Swedish model (born 1987)

Mona Johannesson (born September 18, 1987) is a Swedish model. In Sweden, she is considered to be one of the top models in the country.

Johannesson was discovered at the age of 14 by an IMG Models scout while she was at a horse trials event in Gothenburg, Sweden. She modeled only part-time until she finished school. Once she finished her education, she moved to London. Her big break came when an editorial in Fjords magazine re-created some of model Kate Moss's most famous poses, and Johannesson was quickly dubbed "The Next Kate Moss", including by Vogue. The nickname "Baby Kate" has stuck with her ever since.

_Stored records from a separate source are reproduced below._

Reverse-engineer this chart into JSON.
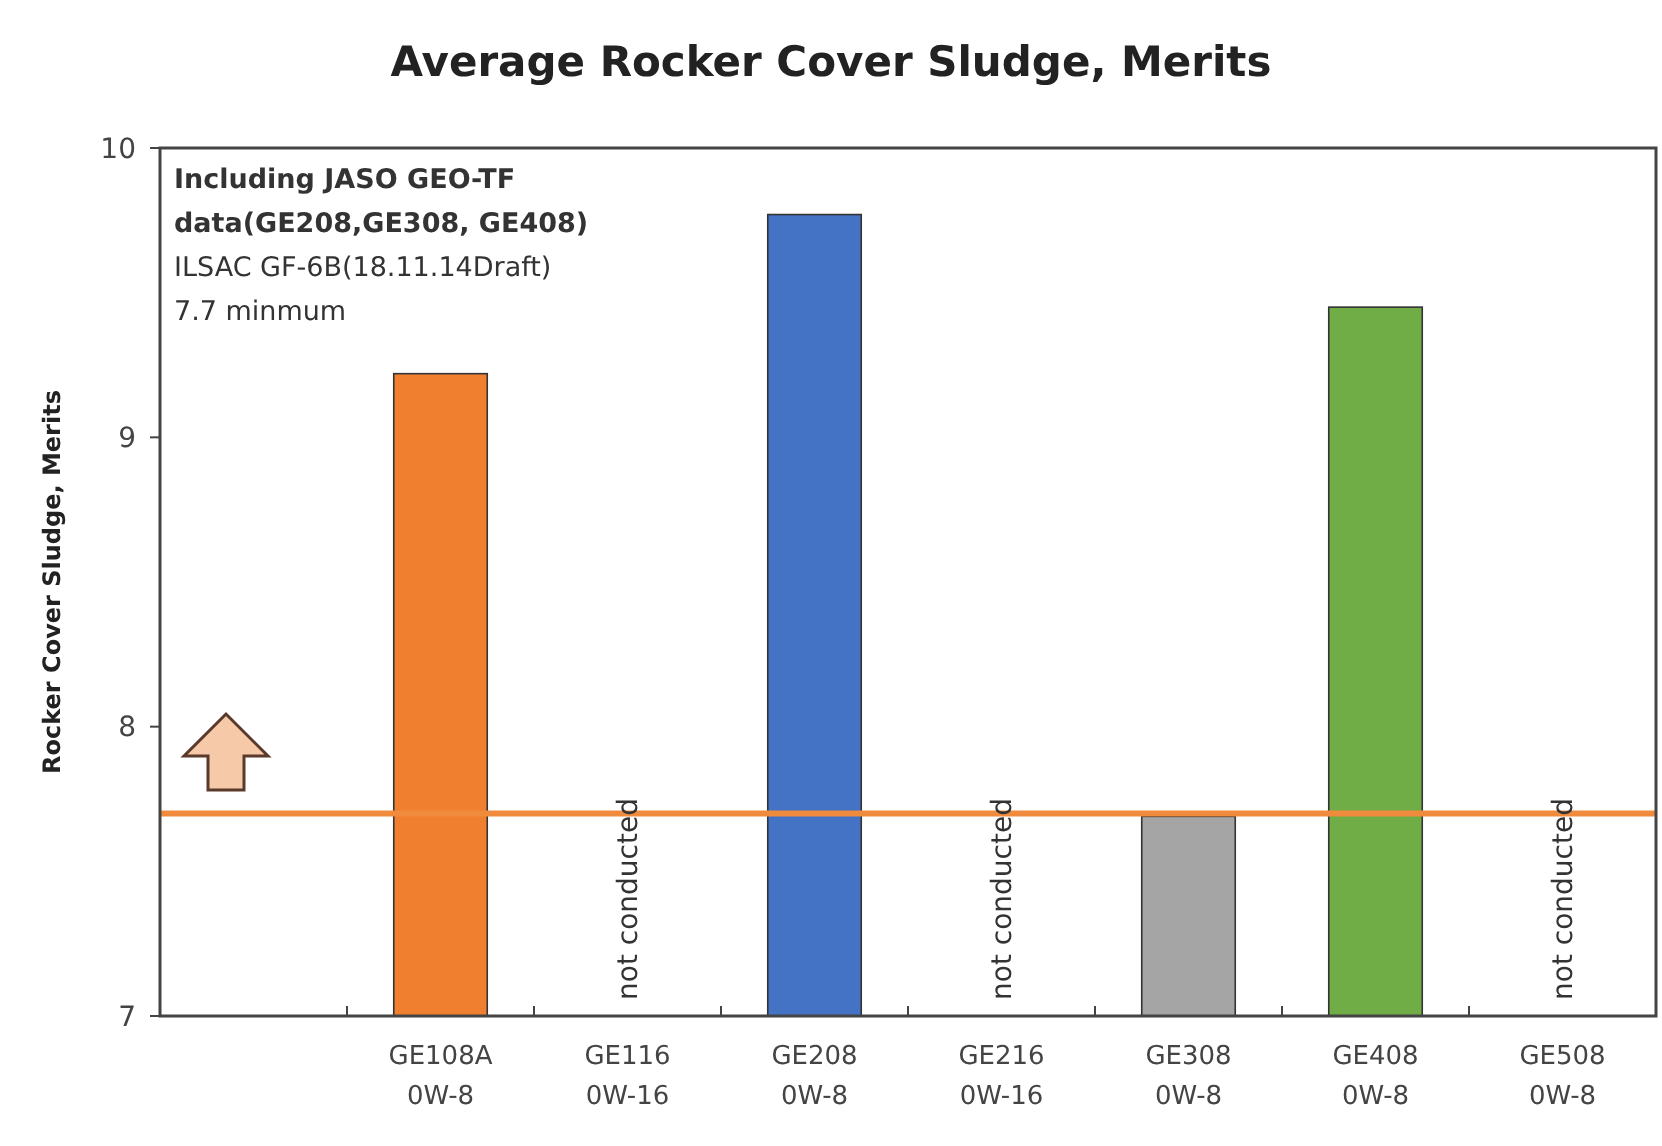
{
  "chart_data": {
    "type": "bar",
    "title": "Average Rocker Cover Sludge, Merits",
    "ylabel": "Rocker Cover Sludge, Merits",
    "categories": [
      null,
      "GE108A\n0W-8",
      "GE116\n0W-16",
      "GE208\n0W-8",
      "GE216\n0W-16",
      "GE308\n0W-8",
      "GE408\n0W-8",
      "GE508\n0W-8"
    ],
    "values": [
      null,
      9.22,
      null,
      9.77,
      null,
      7.69,
      9.45,
      null
    ],
    "value_labels": [
      null,
      null,
      "not conducted",
      null,
      "not conducted",
      null,
      null,
      "not conducted"
    ],
    "colors": [
      null,
      "#f08030",
      null,
      "#4472c4",
      null,
      "#a5a5a5",
      "#70ad47",
      null
    ],
    "ylim": [
      7,
      10
    ],
    "yticks": [
      7,
      8,
      9,
      10
    ],
    "grid": false,
    "ref_lines": [
      {
        "axis": "y",
        "value": 7.7,
        "color": "#f08a3c",
        "line_style": "solid"
      }
    ],
    "annotations": [
      "Including JASO GEO-TF\ndata(GE208,GE308, GE408)",
      "ILSAC GF-6B(18.11.14Draft)\n7.7 minmum"
    ]
  }
}
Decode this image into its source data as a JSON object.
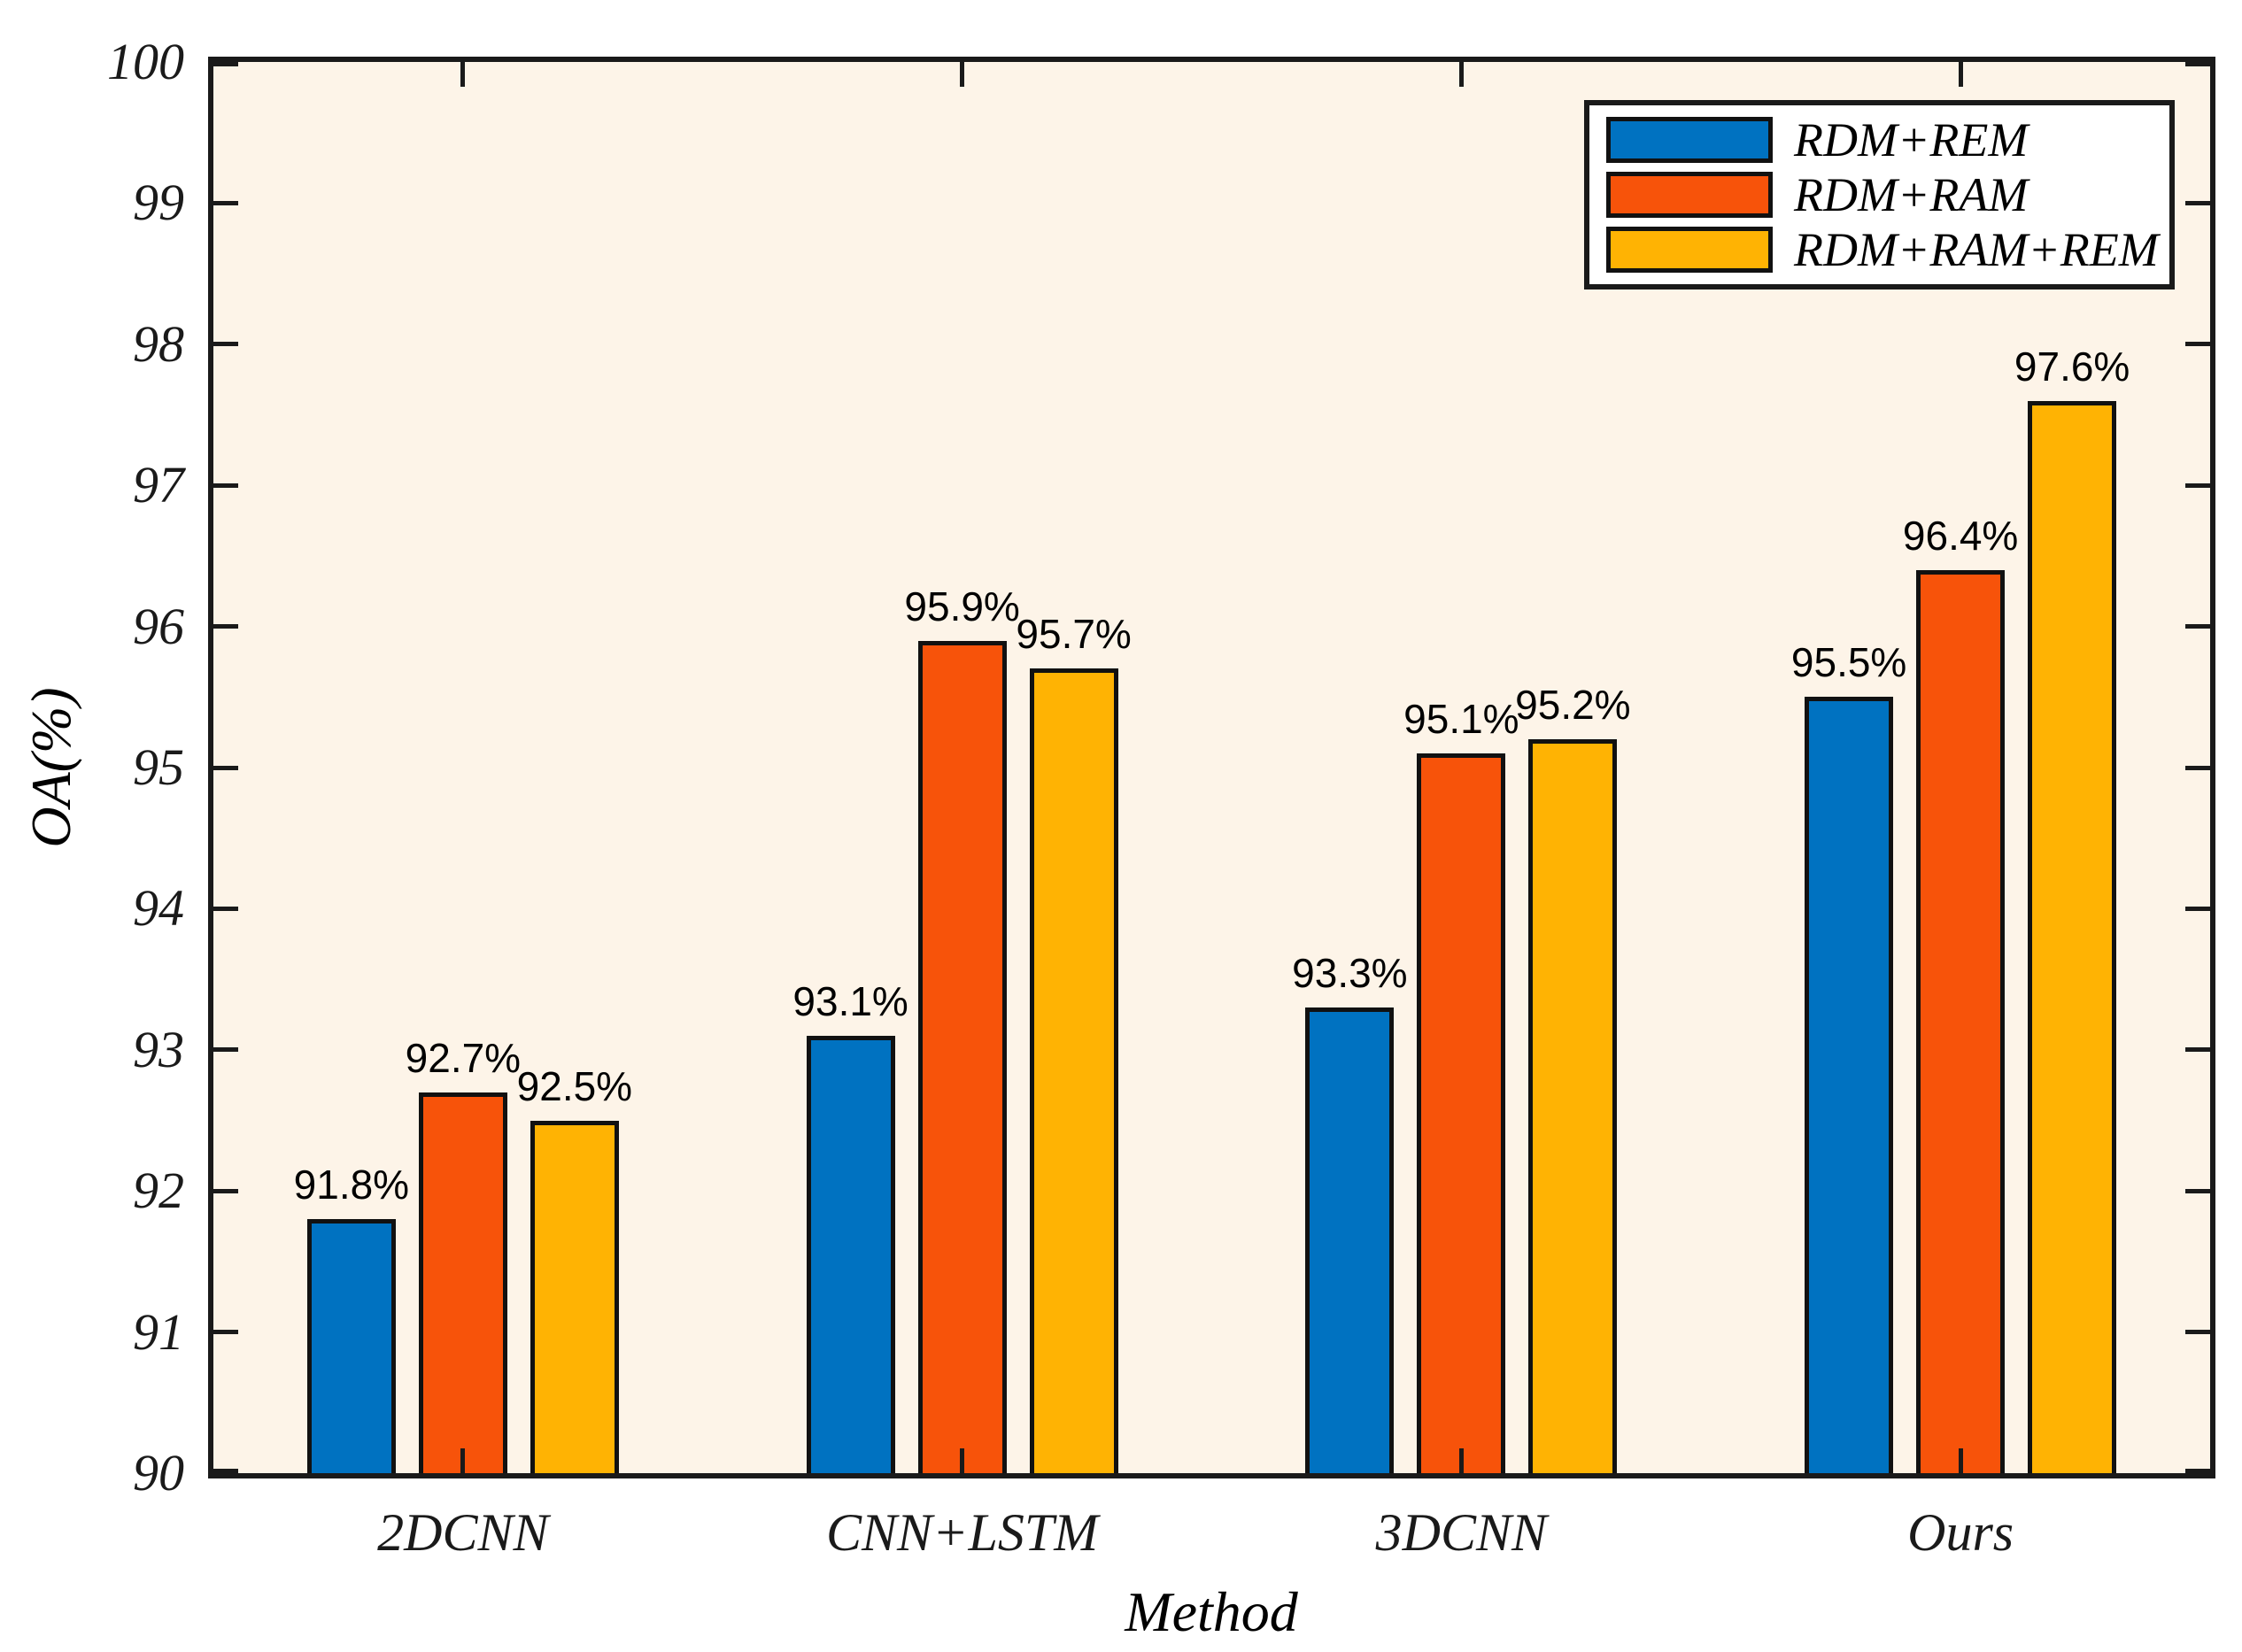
{
  "figure": {
    "xlabel": "Method",
    "ylabel": "OA(%)"
  },
  "style": {
    "plot_background": "#FDF4E8",
    "axis_color": "#1a1a1a",
    "bar_edge_color": "#111111",
    "legend_background": "#ffffff"
  },
  "chart_data": {
    "type": "bar",
    "title": "",
    "xlabel": "Method",
    "ylabel": "OA(%)",
    "categories": [
      "2DCNN",
      "CNN+LSTM",
      "3DCNN",
      "Ours"
    ],
    "series": [
      {
        "name": "RDM+REM",
        "color": "#0072C1",
        "values": [
          91.8,
          93.1,
          93.3,
          95.5
        ]
      },
      {
        "name": "RDM+RAM",
        "color": "#F7530A",
        "values": [
          92.7,
          95.9,
          95.1,
          96.4
        ]
      },
      {
        "name": "RDM+RAM+REM",
        "color": "#FFB303",
        "values": [
          92.5,
          95.7,
          95.2,
          97.6
        ]
      }
    ],
    "data_label_suffix": "%",
    "ylim": [
      90,
      100
    ],
    "yticks": [
      90,
      91,
      92,
      93,
      94,
      95,
      96,
      97,
      98,
      99,
      100
    ],
    "grid": false,
    "legend_position": "top-right"
  }
}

By January 2005, she had already appeared in British Vogue, Pop, Italian Vanity Fair and Italian Vogue.

Johannesson has walked in numerous fashion shows including Chanel, Dolce & Gabbana, Nina Ricci, Miu Miu and Burberry. Her list of advertising campaigns includes Armani Exchange, Boucheron Jewelry, Bulgari, Burberry Blue, Cacharel, Costume National, Filippa K, Hogan, Hugo by Hugo Boss, H&M Divided, iBlues, J.Crew, Kurt Geiger, Le Printemps, Nina Ricci, Tse Cashmere, Ungaro Fuchsia and Valentino RED.